A classical theorem due to Dedekind states the following:
Let $O_{K}$ be the ring of integers of a number field $K$, and assume $K$ is generated by adjoining the algebraic integer $\alpha$ to $\mathbb{Q}$. Let $f(x) \in \mathbb{Z}[x]$ be the minimal polynomial of $\alpha$.
Then given a prime ideal $\mathfrak{p} \subseteq \mathbb{Z}$, one can deduce the factorization of the ideal $\mathfrak{p}O_{K}$ from the factorization of the polynomial $f(x)$ in $\mathbb{Z}[x]/\mathfrak{p}$ (under the assumption $\mathfrak{p} \nmid [O_K : \mathbb{Z}[\alpha]]$).
See Theorem 1 in this note by Keith Conrad for full details.
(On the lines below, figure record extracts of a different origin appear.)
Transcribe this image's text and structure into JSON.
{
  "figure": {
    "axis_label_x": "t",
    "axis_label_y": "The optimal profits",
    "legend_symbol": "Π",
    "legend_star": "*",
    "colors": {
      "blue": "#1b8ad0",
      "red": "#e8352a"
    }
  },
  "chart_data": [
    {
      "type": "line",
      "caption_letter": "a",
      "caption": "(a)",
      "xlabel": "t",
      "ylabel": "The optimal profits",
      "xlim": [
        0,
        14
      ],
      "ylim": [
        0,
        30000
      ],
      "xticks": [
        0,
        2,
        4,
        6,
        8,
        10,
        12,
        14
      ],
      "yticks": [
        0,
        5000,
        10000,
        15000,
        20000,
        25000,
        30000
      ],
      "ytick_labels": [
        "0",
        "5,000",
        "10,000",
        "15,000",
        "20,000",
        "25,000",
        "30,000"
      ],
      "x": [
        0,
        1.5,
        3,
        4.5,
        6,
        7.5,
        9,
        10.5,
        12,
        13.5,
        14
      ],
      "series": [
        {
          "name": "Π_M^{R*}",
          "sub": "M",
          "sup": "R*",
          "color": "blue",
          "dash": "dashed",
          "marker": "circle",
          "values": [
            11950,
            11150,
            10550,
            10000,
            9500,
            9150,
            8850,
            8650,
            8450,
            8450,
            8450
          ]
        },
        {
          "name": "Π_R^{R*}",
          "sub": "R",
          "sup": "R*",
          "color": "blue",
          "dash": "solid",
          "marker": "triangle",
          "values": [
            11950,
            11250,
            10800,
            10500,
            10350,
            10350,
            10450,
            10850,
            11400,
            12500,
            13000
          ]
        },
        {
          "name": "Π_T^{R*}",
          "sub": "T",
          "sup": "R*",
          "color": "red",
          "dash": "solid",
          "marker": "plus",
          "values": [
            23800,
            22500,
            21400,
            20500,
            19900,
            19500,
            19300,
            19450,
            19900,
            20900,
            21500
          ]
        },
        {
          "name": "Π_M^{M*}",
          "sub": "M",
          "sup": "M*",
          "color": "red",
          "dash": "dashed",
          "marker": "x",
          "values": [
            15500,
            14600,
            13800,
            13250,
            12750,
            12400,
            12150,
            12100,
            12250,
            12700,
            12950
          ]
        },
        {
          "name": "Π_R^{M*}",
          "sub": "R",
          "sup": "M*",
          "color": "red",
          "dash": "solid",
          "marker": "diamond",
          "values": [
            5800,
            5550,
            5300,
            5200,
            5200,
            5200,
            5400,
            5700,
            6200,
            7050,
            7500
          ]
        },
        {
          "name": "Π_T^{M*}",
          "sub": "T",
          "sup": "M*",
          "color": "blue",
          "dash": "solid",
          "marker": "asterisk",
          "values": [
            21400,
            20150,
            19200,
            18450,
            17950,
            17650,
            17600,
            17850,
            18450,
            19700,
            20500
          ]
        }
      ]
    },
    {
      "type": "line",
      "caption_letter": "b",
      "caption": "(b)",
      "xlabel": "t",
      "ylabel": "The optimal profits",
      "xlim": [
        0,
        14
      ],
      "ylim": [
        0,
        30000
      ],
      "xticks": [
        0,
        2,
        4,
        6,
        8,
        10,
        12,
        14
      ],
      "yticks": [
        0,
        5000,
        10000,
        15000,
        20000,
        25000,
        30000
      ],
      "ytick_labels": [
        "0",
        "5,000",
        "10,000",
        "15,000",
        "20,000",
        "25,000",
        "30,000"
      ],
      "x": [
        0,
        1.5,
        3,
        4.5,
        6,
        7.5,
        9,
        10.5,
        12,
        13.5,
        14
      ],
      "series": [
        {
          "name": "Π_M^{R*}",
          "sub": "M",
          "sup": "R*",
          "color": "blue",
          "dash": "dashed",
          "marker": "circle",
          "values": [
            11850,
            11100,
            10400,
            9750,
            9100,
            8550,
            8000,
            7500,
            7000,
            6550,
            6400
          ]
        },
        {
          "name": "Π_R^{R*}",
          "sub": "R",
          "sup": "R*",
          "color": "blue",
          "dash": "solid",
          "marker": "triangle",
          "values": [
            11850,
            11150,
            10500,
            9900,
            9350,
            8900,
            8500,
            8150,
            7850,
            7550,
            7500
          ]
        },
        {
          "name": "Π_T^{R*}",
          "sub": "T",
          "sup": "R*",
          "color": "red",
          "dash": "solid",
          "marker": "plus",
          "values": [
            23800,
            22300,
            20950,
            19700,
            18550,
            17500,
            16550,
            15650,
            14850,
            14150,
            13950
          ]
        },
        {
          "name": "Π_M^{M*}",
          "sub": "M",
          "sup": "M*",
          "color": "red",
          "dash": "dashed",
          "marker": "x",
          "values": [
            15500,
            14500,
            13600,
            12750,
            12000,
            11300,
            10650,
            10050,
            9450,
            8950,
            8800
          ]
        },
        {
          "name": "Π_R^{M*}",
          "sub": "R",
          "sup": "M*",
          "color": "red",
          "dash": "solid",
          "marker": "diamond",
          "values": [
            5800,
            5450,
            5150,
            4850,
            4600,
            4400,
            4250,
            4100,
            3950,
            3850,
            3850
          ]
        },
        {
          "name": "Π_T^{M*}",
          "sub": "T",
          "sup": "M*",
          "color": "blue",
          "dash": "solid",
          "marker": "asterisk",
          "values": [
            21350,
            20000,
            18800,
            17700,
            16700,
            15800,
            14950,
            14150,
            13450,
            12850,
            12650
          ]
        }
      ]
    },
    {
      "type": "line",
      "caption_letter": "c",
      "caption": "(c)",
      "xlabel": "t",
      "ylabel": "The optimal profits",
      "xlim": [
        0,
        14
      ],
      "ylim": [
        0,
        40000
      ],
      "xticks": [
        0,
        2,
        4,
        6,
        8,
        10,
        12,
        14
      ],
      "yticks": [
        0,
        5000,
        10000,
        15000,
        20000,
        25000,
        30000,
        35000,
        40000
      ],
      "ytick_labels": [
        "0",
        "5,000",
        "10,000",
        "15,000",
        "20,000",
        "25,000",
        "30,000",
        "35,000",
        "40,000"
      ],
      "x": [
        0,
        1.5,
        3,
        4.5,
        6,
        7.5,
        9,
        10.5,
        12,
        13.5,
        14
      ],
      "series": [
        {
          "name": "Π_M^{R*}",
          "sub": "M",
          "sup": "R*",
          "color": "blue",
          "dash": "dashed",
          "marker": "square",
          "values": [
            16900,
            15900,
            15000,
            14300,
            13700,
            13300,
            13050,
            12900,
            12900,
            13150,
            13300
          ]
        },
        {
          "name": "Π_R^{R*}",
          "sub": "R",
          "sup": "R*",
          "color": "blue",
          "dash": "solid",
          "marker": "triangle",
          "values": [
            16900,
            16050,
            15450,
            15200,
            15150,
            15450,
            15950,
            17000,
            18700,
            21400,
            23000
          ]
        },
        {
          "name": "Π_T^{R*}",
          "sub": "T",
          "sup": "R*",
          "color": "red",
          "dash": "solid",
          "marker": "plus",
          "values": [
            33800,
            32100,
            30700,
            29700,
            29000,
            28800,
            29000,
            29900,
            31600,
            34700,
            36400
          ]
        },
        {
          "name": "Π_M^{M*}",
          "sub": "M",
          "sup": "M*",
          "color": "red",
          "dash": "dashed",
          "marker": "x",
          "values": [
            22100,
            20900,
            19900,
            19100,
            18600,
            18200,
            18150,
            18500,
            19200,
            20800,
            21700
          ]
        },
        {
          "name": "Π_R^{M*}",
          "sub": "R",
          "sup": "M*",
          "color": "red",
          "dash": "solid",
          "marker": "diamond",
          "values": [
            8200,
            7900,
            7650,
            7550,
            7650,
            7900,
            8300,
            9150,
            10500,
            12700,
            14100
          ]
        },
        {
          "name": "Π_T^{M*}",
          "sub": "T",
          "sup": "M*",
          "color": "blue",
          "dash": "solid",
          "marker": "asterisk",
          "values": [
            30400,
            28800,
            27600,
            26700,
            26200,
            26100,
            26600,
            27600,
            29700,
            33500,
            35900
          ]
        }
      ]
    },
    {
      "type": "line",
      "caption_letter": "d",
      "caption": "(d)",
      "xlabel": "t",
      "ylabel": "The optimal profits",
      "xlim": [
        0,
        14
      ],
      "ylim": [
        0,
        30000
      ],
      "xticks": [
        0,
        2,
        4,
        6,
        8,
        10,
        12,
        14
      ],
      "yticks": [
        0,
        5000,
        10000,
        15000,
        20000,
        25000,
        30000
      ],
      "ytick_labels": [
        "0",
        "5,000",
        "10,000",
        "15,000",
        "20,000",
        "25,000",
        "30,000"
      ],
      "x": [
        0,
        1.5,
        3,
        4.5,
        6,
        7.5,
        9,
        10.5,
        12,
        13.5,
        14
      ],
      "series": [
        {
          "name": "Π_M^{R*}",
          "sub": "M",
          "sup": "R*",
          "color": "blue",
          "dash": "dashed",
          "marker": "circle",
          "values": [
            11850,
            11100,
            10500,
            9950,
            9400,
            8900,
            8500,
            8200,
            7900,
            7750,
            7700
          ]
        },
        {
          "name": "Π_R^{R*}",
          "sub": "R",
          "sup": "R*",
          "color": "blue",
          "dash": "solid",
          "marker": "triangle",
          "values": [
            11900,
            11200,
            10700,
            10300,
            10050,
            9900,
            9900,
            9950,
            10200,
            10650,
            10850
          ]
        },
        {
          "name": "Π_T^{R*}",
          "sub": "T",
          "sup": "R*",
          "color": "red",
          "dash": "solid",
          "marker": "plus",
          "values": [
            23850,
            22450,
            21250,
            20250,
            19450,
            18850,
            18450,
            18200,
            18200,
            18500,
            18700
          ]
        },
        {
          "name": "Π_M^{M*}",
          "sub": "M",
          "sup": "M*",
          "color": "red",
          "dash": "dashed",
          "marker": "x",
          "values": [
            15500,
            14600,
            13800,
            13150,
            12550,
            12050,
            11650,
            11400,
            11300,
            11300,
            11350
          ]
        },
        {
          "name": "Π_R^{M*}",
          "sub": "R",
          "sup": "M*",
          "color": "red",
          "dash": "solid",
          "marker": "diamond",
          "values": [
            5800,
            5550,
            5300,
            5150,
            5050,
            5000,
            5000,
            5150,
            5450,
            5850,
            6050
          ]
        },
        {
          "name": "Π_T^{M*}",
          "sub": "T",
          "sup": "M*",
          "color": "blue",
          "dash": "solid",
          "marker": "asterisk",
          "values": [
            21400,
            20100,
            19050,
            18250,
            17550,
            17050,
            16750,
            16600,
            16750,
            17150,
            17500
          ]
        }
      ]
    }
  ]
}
My questions are about how generalizable this theorem is. References would be highly appreciated.
- Does it hold when I replace:
- $\mathbb{Z}$ with $R:=\mathbb{F}_q[T]$,
- $F:=\mathbb{Q}$ with the field of fractions of $R$,
- $K$ with a finite extension of $F$,
- $O_K$ with the integral closure of $R$ in $K$,
- and $\alpha$ with an element from the integral closure of $R$ in the algebraic closure of $F$?
2 . What is the greatest generality in which the above theorem holds? For instance, is it true when $\mathbb{Z}$ is replaced with an arbitrary Dedekind domain $R$?
[EDIT] 3. It seems that the answer to the first two questions is positive when $K$ is a finite separable extension of $F$. What happens when $K/F$ is not separable?